Fight for $15 Campaign Gains Momentum Nationwide
Powerful photos from nationwide protests inspired by the Fight for $15 campaign — a labor union-backed movement committed to raising the minimum wage — shed some light on the individuals behind the movement, as well as what they face on an every day basis. Last year, labor unions poured $24 million into the campaign, which almost matches the amount donated by the labor unions to support Obama's election in 2008, according to Department of Labor data. And in this campaign, the "power in numbers" phrase applies to people, as well as to the money behind it.
Early Tuesday morning, supporters gathered in almost 300 cities to employ some political leverage and push for a better quality of life that cannot be attained by the current minimum wage. According to USA Today, more than 64 million low-wage workers will vote in the upcoming 2016 presidential election. The movement has gained media attention mainly at fast food restaurants like McDonald's, but employees from other industries, including retail and manufacturing, are involved as well.

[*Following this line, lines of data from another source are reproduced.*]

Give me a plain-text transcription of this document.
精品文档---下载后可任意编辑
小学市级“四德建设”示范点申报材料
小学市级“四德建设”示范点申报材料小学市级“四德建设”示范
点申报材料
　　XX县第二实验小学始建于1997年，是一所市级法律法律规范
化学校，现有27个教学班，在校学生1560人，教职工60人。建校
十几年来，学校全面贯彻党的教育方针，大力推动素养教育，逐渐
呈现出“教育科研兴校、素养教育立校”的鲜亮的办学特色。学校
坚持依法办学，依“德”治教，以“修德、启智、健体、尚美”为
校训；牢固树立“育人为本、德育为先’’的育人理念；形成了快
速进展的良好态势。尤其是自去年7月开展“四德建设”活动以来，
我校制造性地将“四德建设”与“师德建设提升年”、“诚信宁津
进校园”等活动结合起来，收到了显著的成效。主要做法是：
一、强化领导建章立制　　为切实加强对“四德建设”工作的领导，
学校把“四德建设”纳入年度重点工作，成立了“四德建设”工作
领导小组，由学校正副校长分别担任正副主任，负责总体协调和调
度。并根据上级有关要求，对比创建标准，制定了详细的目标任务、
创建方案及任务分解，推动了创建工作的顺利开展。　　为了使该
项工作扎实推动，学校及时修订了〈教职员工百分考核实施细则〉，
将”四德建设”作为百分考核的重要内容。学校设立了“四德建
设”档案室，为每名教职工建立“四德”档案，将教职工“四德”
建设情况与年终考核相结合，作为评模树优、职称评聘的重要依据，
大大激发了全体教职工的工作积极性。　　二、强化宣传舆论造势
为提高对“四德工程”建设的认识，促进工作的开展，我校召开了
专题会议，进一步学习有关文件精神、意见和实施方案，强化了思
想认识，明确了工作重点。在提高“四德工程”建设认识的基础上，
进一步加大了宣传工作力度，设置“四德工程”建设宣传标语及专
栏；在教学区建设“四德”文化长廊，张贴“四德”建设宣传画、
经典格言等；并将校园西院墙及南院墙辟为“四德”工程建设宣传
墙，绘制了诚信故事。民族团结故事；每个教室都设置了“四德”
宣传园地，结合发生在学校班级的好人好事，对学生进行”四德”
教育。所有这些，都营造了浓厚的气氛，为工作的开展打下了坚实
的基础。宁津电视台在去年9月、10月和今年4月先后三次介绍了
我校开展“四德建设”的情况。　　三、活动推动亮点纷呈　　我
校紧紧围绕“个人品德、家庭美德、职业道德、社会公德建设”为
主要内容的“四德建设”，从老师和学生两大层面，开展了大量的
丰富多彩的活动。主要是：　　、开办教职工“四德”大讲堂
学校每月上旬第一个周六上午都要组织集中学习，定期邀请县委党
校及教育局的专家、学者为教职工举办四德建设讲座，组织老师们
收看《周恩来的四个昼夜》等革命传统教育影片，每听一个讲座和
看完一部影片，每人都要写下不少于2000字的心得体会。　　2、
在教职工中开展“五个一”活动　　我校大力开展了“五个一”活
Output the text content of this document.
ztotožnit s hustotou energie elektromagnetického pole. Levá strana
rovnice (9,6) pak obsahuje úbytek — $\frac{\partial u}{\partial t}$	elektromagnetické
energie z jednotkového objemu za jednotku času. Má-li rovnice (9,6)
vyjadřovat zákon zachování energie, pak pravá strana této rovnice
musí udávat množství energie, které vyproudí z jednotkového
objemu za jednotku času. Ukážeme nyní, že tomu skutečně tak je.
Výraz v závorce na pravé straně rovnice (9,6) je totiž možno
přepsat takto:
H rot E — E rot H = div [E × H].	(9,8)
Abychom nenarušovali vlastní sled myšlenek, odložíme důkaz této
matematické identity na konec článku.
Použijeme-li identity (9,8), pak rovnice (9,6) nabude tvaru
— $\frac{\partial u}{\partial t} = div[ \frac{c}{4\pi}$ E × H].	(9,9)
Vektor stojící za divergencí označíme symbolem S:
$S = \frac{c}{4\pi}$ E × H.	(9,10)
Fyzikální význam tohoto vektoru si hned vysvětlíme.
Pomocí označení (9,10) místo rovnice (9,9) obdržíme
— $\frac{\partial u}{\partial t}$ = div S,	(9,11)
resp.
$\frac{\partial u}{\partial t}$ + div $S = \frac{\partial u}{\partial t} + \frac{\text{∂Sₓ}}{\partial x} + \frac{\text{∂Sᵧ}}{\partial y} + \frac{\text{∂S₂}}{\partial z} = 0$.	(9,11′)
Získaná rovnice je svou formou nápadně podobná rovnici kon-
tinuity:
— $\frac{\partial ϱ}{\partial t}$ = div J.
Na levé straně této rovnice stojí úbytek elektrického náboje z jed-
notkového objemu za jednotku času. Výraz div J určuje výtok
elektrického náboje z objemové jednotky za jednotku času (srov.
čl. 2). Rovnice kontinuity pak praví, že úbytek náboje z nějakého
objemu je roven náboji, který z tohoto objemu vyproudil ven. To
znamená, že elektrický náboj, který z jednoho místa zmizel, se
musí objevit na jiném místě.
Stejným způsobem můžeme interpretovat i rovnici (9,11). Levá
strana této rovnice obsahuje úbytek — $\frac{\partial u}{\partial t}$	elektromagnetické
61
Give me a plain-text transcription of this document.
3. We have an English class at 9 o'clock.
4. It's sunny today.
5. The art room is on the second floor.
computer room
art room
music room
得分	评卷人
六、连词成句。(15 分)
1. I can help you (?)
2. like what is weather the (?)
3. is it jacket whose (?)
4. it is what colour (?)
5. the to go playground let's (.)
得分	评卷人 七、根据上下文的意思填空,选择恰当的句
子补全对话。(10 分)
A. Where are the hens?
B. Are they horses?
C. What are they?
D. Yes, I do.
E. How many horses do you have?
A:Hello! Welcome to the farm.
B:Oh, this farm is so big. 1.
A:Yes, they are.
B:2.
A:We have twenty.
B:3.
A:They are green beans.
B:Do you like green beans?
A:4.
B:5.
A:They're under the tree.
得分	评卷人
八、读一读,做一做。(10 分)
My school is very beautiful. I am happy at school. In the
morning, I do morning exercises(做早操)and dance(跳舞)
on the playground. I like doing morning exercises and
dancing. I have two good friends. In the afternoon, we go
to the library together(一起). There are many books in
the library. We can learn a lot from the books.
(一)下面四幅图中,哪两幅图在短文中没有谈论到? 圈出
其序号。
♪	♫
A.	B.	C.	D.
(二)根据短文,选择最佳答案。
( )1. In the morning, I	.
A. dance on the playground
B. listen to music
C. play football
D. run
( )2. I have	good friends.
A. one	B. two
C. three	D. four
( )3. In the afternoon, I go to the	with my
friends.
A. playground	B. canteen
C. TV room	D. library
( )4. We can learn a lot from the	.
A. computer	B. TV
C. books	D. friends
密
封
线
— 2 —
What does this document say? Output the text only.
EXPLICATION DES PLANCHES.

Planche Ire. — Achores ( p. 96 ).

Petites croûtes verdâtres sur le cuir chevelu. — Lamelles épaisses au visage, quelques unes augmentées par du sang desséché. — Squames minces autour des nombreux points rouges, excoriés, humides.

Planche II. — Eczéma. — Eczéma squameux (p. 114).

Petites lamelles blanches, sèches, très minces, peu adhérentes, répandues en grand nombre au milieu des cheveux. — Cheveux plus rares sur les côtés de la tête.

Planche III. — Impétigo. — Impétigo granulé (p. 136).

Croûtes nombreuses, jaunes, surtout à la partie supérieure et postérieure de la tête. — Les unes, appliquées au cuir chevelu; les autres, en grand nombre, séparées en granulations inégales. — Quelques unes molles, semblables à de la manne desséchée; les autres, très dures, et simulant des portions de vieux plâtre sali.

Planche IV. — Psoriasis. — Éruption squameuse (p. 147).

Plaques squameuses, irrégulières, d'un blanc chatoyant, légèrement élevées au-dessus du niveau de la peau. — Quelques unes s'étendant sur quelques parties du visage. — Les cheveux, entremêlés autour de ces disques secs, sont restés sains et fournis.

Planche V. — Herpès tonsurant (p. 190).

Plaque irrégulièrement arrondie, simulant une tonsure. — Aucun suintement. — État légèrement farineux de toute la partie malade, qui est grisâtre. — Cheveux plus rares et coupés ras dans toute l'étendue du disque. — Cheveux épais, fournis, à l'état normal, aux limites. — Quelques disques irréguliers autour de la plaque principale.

Since the rallies began Tuesday morning, protesters are beginning to see success. A McDonald's in Pittsburgh shut down due to the strike, and the impact didn't go unnoticed by the city's mayor, who has agreed to increase the minimum wage.
The movement has gone beyond local government, with head nods from presidential candidates, such as Bernie Sanders.
Here are some moments from the nationwide protest you definitely need to witness to understand its scope.
In addition to protesting the minimum wage, which makes meager living conditions difficult to attain, Fight for $15 goes beyond fast food workers and minimum wage. It brings attention to the treatment of workers from a variety of industries and intermingles with a number of diverse social justice movements.
Lastly, these images help to illustrate the economic disparity driven by large gaps in wage. If such disparities remain unsolved, the workforce itself will begin to dwindle.